Фокус внимания: интервью с директором МАММ Ольгой Свибловой

В 1992 году Олливье хотел построить в Москве Французский центр современного искусства в Парке Горького, начались переговоры. Уже было решено, что мы поженимся. И мы сидим ночью и думаем: подписывать этот контракт, не подписывать. Понимаем, что, если этот центр будет строиться, я буду жить все время в Москве. И мы подумали, что наше время важнее, решили не строить этот французский центр, а жить между двумя городами… А в 1995-м в Париже на улице меня окликнул Александр Иванович Лазарев, замглавы Департамента культуры Москвы, — с ним тогда, три года назад, мы и обсуждали создание французского центра. Он попросил помочь делегации с переводами на переговорах с мэрией Парижа. Эта встреча была как раз на стройке Европейского дома фотографии. Обратно все поехали на машинах, а мы шли пешком с директором Жаном-Люком Монтероссо, и я спрашиваю его: «Что нужно, чтобы делать вот такой месяц фотографии, как проходит в Париже?» Он ответил: «Надо уметь не спать». Это я точно умею. Через пару дней я появилась с московской делегацией в мэрии Парижа, французы ждут от них предложений, разговор не клеится. Я со своей стороны брякнула: «А давайте мы сделаем международный месяц фотографии в Москве и побратаемся с парижским».
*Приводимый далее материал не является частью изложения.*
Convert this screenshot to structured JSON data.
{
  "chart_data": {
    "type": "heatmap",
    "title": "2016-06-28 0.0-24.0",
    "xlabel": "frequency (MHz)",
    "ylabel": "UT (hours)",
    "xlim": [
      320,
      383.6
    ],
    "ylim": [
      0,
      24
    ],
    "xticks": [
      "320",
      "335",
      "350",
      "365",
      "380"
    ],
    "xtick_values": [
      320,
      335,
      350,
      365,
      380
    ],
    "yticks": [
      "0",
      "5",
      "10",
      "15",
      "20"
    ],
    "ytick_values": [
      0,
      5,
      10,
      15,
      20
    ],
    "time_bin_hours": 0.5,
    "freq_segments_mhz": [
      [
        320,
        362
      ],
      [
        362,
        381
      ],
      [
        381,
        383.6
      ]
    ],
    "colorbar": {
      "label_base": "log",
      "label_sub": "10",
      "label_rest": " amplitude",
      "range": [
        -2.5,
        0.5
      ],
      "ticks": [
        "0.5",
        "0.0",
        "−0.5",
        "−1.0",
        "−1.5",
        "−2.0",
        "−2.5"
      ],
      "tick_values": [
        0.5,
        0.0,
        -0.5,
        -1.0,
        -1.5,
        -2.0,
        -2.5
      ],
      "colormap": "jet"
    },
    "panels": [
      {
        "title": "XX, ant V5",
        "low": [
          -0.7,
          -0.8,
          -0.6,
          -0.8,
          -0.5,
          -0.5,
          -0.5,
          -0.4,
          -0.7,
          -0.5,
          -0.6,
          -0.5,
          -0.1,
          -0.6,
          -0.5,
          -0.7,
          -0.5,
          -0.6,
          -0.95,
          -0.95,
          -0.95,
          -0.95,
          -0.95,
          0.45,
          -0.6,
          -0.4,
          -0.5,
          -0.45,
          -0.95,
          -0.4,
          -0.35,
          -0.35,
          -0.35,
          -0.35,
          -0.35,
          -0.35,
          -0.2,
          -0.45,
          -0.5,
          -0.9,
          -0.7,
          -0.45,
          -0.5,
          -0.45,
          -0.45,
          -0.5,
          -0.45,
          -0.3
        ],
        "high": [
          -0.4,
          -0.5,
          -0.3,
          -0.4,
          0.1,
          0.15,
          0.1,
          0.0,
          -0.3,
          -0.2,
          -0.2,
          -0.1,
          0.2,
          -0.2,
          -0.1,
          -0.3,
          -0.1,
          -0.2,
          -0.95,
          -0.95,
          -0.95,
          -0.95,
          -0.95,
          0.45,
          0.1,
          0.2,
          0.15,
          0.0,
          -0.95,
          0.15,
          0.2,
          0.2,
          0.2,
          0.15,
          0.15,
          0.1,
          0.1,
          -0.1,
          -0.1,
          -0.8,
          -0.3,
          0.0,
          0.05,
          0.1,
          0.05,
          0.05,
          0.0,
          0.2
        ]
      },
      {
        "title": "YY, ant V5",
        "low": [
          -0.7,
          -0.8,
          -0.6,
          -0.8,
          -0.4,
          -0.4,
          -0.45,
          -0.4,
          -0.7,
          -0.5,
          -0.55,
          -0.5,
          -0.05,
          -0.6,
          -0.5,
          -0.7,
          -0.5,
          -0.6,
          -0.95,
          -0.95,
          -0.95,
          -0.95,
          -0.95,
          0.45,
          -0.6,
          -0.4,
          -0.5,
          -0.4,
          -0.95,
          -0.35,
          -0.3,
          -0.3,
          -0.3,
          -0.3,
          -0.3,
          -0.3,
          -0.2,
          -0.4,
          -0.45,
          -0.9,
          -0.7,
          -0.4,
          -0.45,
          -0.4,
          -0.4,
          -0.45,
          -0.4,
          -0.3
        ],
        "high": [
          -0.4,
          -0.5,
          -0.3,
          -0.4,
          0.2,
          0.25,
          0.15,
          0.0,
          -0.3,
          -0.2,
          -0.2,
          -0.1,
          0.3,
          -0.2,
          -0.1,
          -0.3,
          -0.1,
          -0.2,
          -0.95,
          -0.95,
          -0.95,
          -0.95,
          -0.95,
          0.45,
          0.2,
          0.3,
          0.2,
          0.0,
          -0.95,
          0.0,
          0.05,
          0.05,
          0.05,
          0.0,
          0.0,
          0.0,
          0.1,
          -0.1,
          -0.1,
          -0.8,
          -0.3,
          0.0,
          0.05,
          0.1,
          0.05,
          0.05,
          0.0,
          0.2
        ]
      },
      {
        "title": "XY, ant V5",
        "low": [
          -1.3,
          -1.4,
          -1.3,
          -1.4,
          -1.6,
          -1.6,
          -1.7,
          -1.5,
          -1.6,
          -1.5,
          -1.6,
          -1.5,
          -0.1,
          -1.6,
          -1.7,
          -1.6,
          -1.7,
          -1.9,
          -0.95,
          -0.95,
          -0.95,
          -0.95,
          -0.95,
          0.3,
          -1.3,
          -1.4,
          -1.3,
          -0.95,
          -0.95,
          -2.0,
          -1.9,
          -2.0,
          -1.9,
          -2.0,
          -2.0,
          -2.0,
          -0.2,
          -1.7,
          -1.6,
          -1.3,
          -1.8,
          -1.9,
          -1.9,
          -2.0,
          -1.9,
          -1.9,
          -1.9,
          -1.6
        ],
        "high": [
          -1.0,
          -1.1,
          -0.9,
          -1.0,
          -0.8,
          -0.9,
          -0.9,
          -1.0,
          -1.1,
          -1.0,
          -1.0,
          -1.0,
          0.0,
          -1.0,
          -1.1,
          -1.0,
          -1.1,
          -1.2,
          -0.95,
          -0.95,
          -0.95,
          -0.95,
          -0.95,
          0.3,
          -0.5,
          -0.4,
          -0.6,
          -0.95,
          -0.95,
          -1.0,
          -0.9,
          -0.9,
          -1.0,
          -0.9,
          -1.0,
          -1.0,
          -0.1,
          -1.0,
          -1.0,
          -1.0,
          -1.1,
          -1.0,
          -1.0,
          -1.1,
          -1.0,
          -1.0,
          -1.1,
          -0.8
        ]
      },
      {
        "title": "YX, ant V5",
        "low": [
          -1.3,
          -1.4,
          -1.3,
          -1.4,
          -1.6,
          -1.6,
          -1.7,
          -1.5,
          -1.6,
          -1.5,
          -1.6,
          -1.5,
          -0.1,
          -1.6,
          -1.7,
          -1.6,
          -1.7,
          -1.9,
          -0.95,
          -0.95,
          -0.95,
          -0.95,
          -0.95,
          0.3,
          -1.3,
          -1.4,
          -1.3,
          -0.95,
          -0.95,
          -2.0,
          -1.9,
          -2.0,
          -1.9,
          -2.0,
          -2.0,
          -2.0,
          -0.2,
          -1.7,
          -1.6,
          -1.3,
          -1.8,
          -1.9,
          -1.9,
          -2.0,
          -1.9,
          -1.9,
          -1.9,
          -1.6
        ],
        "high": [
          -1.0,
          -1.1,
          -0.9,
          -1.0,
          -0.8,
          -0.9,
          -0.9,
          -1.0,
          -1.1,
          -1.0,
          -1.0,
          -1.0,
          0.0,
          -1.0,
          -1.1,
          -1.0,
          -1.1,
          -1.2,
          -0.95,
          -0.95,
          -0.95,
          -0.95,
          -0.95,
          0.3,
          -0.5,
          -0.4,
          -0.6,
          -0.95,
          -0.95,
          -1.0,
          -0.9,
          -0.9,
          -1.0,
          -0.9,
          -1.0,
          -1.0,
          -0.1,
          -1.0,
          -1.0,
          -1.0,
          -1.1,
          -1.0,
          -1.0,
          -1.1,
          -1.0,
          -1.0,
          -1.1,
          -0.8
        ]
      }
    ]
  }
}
Предложение встретило бурную поддержку французской стороны. Я и не понимала, какого количества сил потребует эта авантюра. Но потом мне повезло брать интервью у Анри Картье-Брессона, который не давал интервью 15 лет, а со мной проговорил три часа. Я вышла окрыленная! И в 1996 году открылась весенняя биеннале. Мы показали Картье-Брессона и других звезд фотографии. Открыли российские музейные и архивные коллекции, которые никогда не выставлялись. Показали российских художников, начинавших работать с фотографией: Владика Мамышева-Монро, Олега Кулика, AES+F… Приходилось чинить канализацию и красить стены в выставочных залах. У меня в двух комнатах практически на постоянной основе жили четыре человека, которые делали первую фотобиеннале. Я семь месяцев практически не переодевалась, потому что все шкафы с одеждой были заставлены фотографиями в рамах. Плакала по ночам, звонила Олливье, говорила, что если он скажет, то я брошу все и приеду. Он всегда отвечал одной фразой: «Я хочу, чтобы ты была счастлива». Он знал, что я очень хотела музей. И значит, я должна продолжать! А после того, как я увидела публику, то поняла, что не смогу остановиться. «Мы в ответе за тех, кого приручили».